After the passage appeared in the State of the Union address, Tenet went to Card with the chronology of events. Card’s response, according to Tenet: “I haven’t been told the truth.”
Blocking the ‘slam dunk’
But Tenet reserves his greatest anger for the infamous “slam dunk” story, originally published in Bob Woodward’s book “Bush at War.”
In Woodward’s version of the story, Tenet told Bush that there was a “slam dunk case” that Saddam had weapons of mass destruction. Tenet is described as jumping out of his chair and making a motion as if he were dunking a basketball.
Tenet writes that he may have used those words at the meeting, which took place in December 2002, but that he was speaking about the larger case against Saddam, not about weapons of mass destruction. In any event, he insists, there were no accompanying gymnastics.
Tenet’s main objection is that his alleged comment has been accepted as a key element in persuading Bush that Saddam did have such weapons. In fact, he points out, administration figures for months had already made it clear that they had no doubt about their case.

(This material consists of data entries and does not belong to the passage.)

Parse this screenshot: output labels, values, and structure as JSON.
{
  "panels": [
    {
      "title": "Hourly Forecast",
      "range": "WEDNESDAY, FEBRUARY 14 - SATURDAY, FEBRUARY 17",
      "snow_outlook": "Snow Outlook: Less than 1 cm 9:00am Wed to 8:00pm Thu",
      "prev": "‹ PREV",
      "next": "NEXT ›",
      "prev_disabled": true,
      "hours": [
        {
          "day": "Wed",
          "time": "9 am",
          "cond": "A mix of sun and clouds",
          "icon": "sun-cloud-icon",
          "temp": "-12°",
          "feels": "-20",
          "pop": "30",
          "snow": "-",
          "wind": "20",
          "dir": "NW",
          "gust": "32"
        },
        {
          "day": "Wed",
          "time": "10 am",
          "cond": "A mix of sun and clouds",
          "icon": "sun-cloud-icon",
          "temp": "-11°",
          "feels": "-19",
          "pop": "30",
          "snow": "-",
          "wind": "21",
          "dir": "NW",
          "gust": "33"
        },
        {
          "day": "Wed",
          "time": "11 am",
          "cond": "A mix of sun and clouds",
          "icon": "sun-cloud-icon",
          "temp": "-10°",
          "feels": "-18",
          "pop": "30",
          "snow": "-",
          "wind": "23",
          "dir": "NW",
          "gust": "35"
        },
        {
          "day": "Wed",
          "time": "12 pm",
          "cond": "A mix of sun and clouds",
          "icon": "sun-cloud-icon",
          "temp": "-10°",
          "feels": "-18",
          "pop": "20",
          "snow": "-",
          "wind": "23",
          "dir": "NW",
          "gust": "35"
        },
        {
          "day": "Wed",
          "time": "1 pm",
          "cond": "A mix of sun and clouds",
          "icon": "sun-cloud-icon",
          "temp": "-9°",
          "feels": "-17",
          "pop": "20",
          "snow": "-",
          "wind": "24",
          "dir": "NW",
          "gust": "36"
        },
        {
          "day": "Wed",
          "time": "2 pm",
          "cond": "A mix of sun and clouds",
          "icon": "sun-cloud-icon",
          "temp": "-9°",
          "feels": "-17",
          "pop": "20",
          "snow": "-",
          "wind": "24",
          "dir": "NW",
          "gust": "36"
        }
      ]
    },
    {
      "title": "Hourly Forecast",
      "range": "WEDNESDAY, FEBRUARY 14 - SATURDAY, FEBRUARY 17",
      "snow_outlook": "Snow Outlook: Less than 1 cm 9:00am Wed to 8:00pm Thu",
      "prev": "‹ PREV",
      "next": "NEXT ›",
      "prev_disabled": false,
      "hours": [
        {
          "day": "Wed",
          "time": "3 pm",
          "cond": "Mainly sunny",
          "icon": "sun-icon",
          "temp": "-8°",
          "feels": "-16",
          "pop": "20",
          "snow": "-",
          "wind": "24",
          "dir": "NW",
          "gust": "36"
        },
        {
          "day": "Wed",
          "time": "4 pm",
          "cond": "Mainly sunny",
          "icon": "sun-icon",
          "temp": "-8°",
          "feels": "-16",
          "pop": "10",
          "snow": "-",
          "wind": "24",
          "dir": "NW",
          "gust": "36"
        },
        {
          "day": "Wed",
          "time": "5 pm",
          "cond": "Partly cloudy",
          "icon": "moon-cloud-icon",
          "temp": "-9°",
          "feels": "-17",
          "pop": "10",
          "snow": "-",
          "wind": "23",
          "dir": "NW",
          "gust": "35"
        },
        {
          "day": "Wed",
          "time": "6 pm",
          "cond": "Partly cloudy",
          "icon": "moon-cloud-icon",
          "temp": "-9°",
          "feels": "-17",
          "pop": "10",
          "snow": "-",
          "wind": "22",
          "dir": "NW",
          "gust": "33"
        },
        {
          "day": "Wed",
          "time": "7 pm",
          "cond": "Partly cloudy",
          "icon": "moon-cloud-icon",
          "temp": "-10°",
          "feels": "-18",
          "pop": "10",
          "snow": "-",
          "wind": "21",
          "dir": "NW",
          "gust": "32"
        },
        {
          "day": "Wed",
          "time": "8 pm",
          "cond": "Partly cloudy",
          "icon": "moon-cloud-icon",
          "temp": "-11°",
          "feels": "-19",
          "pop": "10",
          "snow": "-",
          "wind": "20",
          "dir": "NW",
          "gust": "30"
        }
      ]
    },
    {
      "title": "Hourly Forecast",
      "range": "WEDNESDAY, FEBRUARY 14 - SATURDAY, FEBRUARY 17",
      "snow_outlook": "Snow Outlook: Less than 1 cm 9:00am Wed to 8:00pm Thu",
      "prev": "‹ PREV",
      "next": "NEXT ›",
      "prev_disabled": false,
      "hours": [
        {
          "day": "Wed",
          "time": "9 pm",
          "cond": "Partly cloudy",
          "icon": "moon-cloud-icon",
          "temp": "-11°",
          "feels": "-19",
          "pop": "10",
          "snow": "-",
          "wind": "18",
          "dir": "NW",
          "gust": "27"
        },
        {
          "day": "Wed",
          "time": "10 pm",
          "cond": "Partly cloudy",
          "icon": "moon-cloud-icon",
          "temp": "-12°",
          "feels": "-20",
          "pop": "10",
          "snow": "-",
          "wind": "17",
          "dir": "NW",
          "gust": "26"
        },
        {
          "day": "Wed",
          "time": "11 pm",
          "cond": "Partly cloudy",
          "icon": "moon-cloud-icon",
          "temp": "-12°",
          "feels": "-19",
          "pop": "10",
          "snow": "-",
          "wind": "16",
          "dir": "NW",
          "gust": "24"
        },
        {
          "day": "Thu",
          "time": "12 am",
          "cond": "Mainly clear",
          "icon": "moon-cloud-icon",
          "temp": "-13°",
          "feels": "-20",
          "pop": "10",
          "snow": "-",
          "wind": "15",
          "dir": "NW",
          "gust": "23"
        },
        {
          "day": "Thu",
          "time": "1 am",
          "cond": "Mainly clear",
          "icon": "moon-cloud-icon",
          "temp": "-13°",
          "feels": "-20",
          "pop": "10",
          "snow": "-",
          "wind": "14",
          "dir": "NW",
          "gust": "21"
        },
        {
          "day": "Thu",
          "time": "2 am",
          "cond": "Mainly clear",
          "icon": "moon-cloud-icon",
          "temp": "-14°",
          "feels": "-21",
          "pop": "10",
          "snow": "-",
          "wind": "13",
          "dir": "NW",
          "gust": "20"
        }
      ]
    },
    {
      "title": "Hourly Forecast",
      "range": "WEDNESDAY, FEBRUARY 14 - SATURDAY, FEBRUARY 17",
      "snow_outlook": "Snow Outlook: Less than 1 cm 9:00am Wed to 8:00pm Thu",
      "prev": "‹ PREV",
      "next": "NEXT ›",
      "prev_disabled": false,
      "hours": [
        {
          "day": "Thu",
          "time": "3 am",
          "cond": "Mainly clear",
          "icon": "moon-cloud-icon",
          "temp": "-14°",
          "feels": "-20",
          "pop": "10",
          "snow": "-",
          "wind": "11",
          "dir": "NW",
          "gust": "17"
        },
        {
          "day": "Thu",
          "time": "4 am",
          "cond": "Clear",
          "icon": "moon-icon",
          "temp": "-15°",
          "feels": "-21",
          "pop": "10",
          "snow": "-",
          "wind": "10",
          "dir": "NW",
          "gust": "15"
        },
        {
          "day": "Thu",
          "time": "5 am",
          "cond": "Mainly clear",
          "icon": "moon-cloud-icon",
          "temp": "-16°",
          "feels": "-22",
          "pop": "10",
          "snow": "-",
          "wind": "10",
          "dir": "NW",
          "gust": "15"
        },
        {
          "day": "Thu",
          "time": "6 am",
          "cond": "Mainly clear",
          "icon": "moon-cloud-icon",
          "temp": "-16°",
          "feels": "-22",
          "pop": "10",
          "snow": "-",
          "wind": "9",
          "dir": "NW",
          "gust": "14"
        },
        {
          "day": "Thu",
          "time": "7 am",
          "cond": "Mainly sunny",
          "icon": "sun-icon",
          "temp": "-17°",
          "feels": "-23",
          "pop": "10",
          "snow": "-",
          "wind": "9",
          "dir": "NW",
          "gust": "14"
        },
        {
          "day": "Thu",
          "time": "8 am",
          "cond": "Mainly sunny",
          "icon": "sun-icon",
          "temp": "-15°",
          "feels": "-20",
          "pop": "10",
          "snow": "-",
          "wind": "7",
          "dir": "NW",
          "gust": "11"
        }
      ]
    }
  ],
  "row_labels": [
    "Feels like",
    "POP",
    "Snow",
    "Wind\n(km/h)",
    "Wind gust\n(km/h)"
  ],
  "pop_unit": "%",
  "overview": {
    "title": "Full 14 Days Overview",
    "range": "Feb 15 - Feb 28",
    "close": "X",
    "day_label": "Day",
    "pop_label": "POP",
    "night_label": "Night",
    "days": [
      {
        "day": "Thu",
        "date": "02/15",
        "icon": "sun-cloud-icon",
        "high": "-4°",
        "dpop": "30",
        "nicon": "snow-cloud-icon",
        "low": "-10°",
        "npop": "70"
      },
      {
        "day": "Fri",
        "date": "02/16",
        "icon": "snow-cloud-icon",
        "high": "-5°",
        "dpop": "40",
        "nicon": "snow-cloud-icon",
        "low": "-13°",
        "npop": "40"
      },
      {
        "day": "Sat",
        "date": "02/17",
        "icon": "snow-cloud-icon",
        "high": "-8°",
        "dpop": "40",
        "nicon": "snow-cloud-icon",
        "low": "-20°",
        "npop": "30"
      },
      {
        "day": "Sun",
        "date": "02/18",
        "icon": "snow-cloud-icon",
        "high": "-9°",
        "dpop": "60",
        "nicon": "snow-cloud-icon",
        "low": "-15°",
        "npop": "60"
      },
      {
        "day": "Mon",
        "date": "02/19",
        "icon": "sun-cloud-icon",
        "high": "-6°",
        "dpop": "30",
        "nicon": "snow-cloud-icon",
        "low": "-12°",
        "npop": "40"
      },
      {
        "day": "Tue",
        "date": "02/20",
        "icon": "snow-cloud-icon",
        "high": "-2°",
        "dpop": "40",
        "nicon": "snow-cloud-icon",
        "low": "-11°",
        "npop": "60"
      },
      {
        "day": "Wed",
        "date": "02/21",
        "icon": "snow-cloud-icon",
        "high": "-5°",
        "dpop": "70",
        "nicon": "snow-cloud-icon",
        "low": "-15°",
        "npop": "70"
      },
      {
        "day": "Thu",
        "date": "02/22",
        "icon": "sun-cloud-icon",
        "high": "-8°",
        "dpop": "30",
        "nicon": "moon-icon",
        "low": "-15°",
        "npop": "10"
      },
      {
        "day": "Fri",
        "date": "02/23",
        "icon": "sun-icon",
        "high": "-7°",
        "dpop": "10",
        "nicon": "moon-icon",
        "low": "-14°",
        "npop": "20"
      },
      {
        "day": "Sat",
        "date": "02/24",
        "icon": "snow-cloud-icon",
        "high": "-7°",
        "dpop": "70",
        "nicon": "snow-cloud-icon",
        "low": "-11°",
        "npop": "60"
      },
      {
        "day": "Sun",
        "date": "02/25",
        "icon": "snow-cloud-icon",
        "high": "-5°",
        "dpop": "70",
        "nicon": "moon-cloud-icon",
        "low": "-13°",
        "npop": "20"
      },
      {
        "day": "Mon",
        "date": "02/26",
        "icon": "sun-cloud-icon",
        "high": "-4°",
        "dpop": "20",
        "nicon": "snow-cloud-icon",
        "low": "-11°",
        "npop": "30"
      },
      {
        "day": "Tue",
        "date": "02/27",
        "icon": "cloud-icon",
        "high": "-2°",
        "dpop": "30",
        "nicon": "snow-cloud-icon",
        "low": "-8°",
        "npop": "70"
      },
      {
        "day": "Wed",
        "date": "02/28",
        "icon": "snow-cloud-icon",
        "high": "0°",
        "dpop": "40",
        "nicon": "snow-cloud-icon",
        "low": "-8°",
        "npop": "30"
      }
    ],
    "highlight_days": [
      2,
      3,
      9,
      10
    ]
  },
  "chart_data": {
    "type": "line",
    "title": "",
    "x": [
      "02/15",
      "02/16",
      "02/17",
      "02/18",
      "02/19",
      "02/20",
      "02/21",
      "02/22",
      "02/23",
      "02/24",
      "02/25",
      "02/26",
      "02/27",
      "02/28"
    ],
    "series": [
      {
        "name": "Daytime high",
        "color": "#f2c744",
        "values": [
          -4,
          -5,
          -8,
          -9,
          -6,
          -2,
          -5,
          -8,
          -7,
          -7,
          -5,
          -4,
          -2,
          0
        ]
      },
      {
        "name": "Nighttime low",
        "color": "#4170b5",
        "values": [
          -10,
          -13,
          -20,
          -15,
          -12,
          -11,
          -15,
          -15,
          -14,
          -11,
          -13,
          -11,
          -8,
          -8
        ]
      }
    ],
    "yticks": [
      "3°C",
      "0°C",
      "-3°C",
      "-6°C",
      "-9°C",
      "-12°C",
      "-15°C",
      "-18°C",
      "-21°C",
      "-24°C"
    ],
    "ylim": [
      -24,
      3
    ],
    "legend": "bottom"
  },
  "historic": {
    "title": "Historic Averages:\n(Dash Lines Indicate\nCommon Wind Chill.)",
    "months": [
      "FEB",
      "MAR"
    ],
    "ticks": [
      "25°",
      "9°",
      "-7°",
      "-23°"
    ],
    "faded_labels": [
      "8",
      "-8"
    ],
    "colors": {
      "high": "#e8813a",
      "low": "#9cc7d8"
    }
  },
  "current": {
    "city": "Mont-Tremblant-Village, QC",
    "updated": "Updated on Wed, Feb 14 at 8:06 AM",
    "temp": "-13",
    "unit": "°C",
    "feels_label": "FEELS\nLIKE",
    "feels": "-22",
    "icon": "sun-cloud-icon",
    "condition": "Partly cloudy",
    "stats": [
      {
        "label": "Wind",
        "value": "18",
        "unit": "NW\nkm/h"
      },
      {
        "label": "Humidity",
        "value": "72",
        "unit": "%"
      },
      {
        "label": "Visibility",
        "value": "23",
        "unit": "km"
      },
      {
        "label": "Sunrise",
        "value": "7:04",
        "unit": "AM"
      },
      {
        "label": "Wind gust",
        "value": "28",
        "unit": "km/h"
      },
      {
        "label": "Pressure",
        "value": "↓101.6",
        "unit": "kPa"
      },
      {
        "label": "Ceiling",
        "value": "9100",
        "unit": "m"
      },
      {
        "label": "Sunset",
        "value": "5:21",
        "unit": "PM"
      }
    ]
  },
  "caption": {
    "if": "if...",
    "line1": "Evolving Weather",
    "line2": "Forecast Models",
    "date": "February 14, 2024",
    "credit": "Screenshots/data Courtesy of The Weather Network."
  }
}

In essence, he contends, Bush’s aides seized on the episode described in Woodward’s book to “shift the blame for Iraq away from them and onto the CIA in general and me in particular.”
“Credit Woodward’s source with a fine sense of the ridiculous, at least a fine sense of making me look ridiculous, but don’t credit him or her with a deep sense of obligation to the truth,” he writes bitterly.
Robert Windrem is an investigative producer for NBC News. Alex Johnson is a reporter for MSNBC.com.